Page 116 of The Hemlock Queen


Font Size:  

A faint line drew between Nyxara’s brows. The words twisted around her mind like serpents, like shackles.

Another crack. She looked to the Fount. Faint hairline fractures slithered between two of the small carvings. The sun and the moon.

Another rumble through the ground, a gentle earthquake. It never resolved into anything larger, but something about the atmosphere—broke, became a little less stable, knocked slightly off its axis.

Apollius sat down, hard, his hands falling away from her, staring into nothing. “I know,” he said, and she couldn’t tell if it was in despair or exultation. “I know.”

And Nyxara’s vision spangled.

The water of the Fount spun her out into composite parts, sliced her to trailing ribbons. She had no sense of her body, no sense of anything, all her awareness flung far and made diffuse.

The world was reduced, too, simmered to its most basic components, surrounding her in a miasma of matter and magic. Shreds of power, of worlds that had come before this one, worlds that might come after. The soul of the earth, gathered here, boiling and mutating and renewing itself all the time.

Here, reduced, all her previous ideas about herself were sloughed away, replaced by a shining certainty with no room for such rudimentary emotions as shame, jealousy, hope. The sad girl who clung to anything that gave her warmth, even if it burned. The woman who wasn’t afraid of the dark. The person who loved a man obsessed with finding a way out of death, when she herself thought, sometimes, how nice it sounded. How peaceful and quiet.

Something that represented all those things flowed past her in the miasmic sea the Fount had made of the world. Something that felt like maybe it could be hers.

She didn’t think. She reached out and grabbed that thread of magic, of power, and she didn’t let go, and it didn’t struggle.

The thread twisted into her, gathering up the far-flung pieces she’d become. Her being reconstituted around it, the Fount allowing her to take part of Itself and lay claim.

Do you have a question, too? Not a voice, not anything she could understand. Something speaking into her mind, reordering itself into language so it could communicate. Is that why you grip such a thing and try to make it yours? You want power, like him?

“Yes,” Nyxara replied, feeling as if she spoke, though in this state she wasn’t sure she even had a mouth. Power was what she wanted, wasn’t it? To be unassailable. Sovereign, and her own.

At least you are honest, the Fount said. What is your question, then?

“Will he have some peace now?” She saw once again that flash of darkness on Apollius’s face. “Will you finally tell him what happens after someone dies?”

His father, his mother, his siblings. All massacred in a senseless killing, a border squabble between minor lords. He’d been obsessed with knowing ever since, after seeing how easily death came for you, how it slipped up like a lover and smothered you out in seconds, on a day that seemed like any other.

No one had a concept of anything coming after; when you were gone, you were gone. Apollius didn’t accept that. Apollius wanted the world to bend around him, he wanted to know its secrets, and change them if they weren’t what he wanted.

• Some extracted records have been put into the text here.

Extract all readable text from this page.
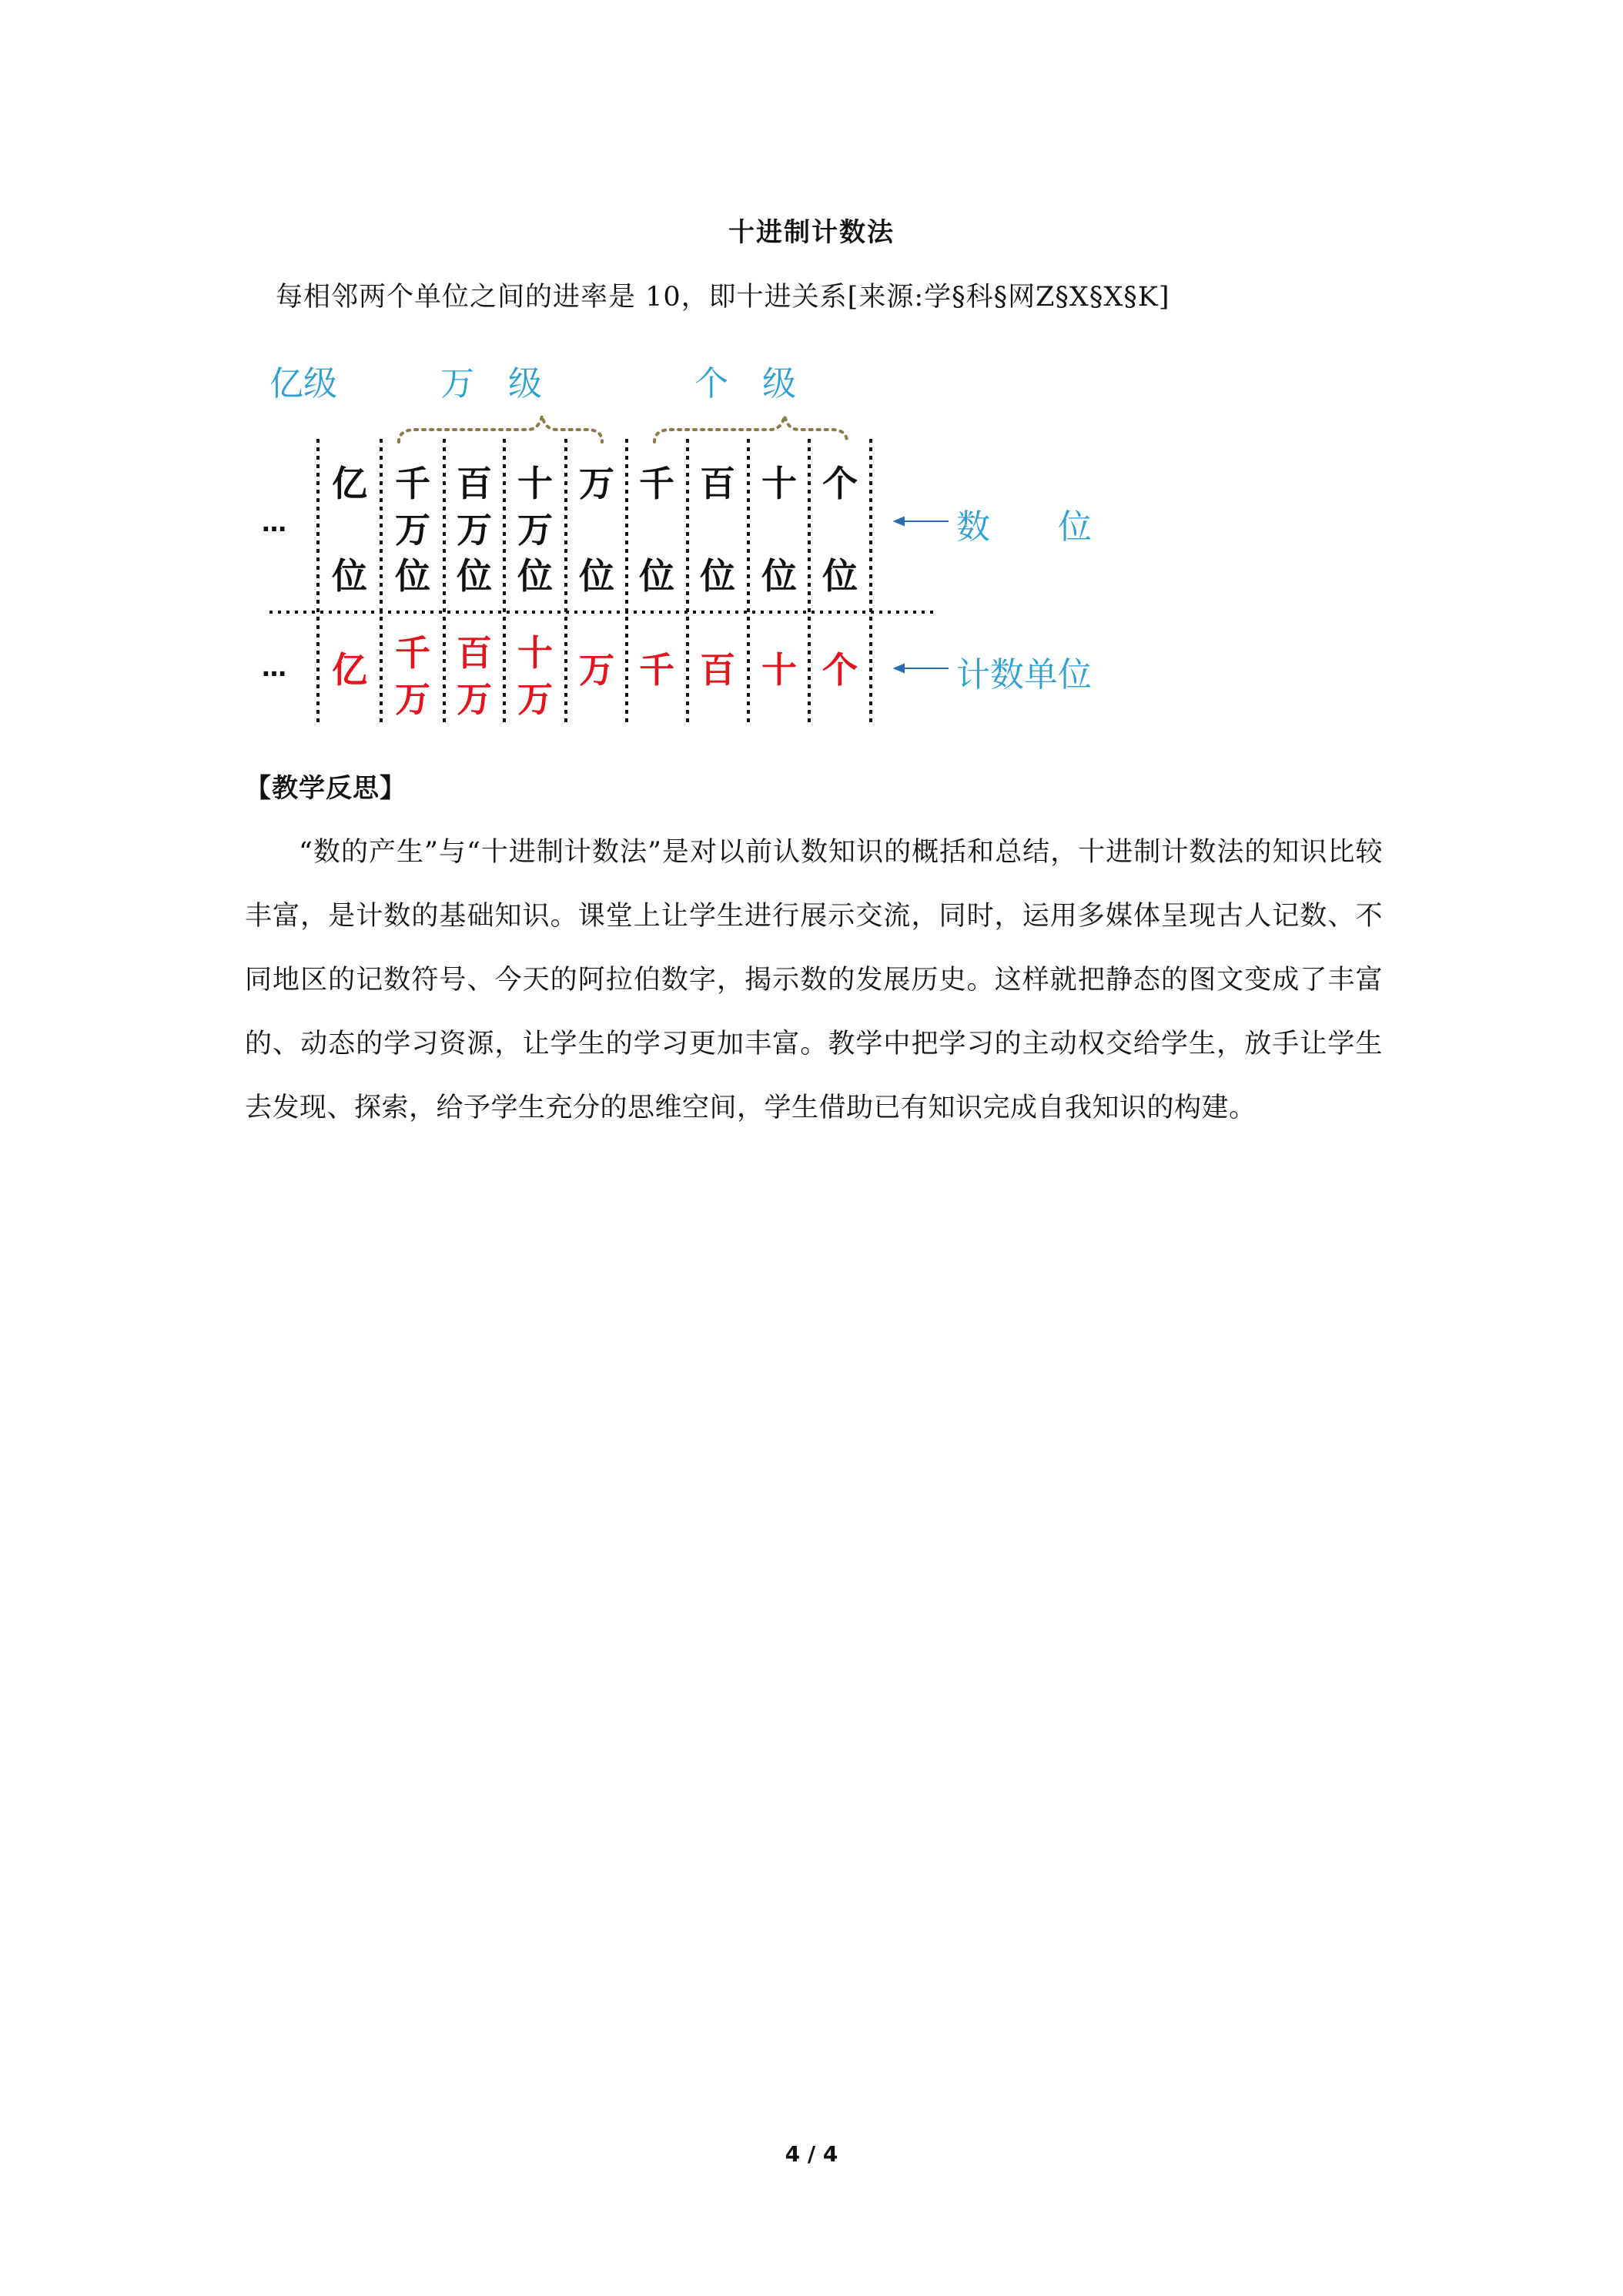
十进制计数法
每相邻两个单位之间的进率是 10，即十进关系[来源:学§科§网Z§X§X§K]
亿级	万　级	个　级
…
…
亿
位
千
万
位
百
万
位
十
万
位
万
位
千
位
百
位
十
位
个
位
亿 千
万
百
万
十
万
万 千 百 十 个
数　　位
计数单位
【教学反思】
“数的产生”与“十进制计数法”是对以前认数知识的概括和总结，十进制计数法的知识比较丰富，是计数的基础知识。课堂上让学生进行展示交流，同时，运用多媒体呈现古人记数、不同地区的记数符号、今天的阿拉伯数字，揭示数的发展历史。这样就把静态的图文变成了丰富的、动态的学习资源，让学生的学习更加丰富。教学中把学习的主动权交给学生，放手让学生去发现、探索，给予学生充分的思维空间，学生借助已有知识完成自我知识的构建。
4 / 4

We told him he could not know while he was human, the Fount said. So now he takes in power that can house itself in no human. And he will know.

“No human?” Nyxara asked, but not with any kind of surprise.

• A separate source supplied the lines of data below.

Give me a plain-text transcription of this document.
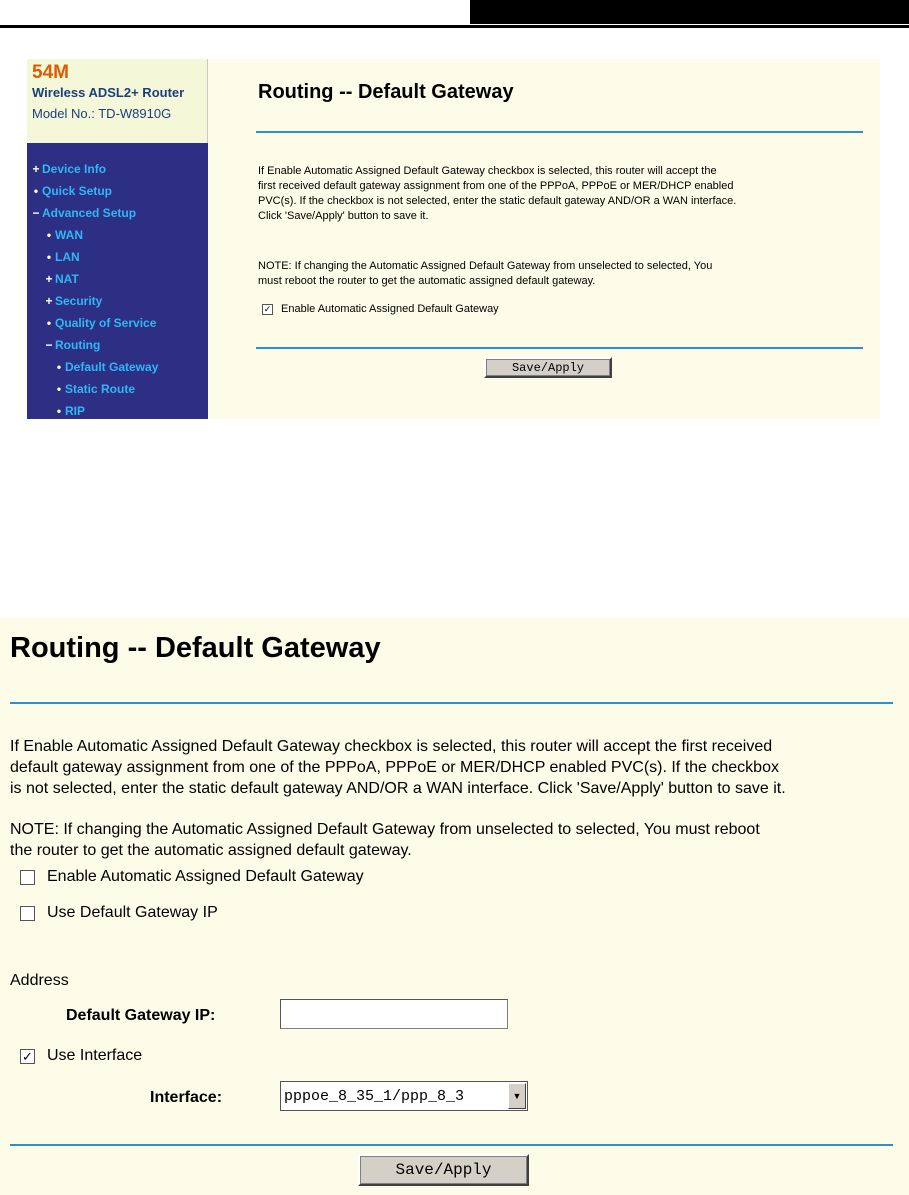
54M
Wireless ADSL2+ Router
Model No.: TD-W8910G
+ Device Info
• Quick Setup
− Advanced Setup
• WAN
• LAN
+ NAT
+ Security
• Quality of Service
− Routing
• Default Gateway
• Static Route
• RIP
Routing -- Default Gateway
If Enable Automatic Assigned Default Gateway checkbox is selected, this router will accept the
first received default gateway assignment from one of the PPPoA, PPPoE or MER/DHCP enabled
PVC(s). If the checkbox is not selected, enter the static default gateway AND/OR a WAN interface.
Click 'Save/Apply' button to save it.
NOTE: If changing the Automatic Assigned Default Gateway from unselected to selected, You
must reboot the router to get the automatic assigned default gateway.
✓ Enable Automatic Assigned Default Gateway
Save/Apply
Routing -- Default Gateway
If Enable Automatic Assigned Default Gateway checkbox is selected, this router will accept the first received
default gateway assignment from one of the PPPoA, PPPoE or MER/DHCP enabled PVC(s). If the checkbox
is not selected, enter the static default gateway AND/OR a WAN interface. Click 'Save/Apply' button to save it.
NOTE: If changing the Automatic Assigned Default Gateway from unselected to selected, You must reboot
the router to get the automatic assigned default gateway.
Enable Automatic Assigned Default Gateway
Use Default Gateway IP
Address
Default Gateway IP:
✓ Use Interface
Interface:	pppoe_8_35_1/ppp_8_3	▼
Save/Apply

You take it, too, the Fount replied. All of you, hungry for something more. This power will make you more than human, but even not-human things come to an end. Do you understand?

“Yes.” And she did, even as her body restructured itself into what she would become. Darkness and moonglow, the peace of long rest. Not human, but still mortal, because death was the unshakable caveat to life, and there was no true escape.

You will go, one day, the Fount said. But this power gives you two lives, two deaths. One for the human you were, one for the god you’ve become. The power will always find a new vessel, and until your second death, you will be tied to it, unable to rest. Do you understand?

“Yes.” But she didn’t, not really. Who could?

Then become.

For a brief moment, for an eternity, she knew the answers Apollius had been looking for. Death opened itself to her, its new Queen, and she saw all the way through to its ending.

But then it was gone, locked away deep inside her.

And then she knew nothing.

the goddess

What can I do to make you happy?”

The refrain could be pleading, had it come from anyone else’s mouth. But from Apollius, it would always sound like an order.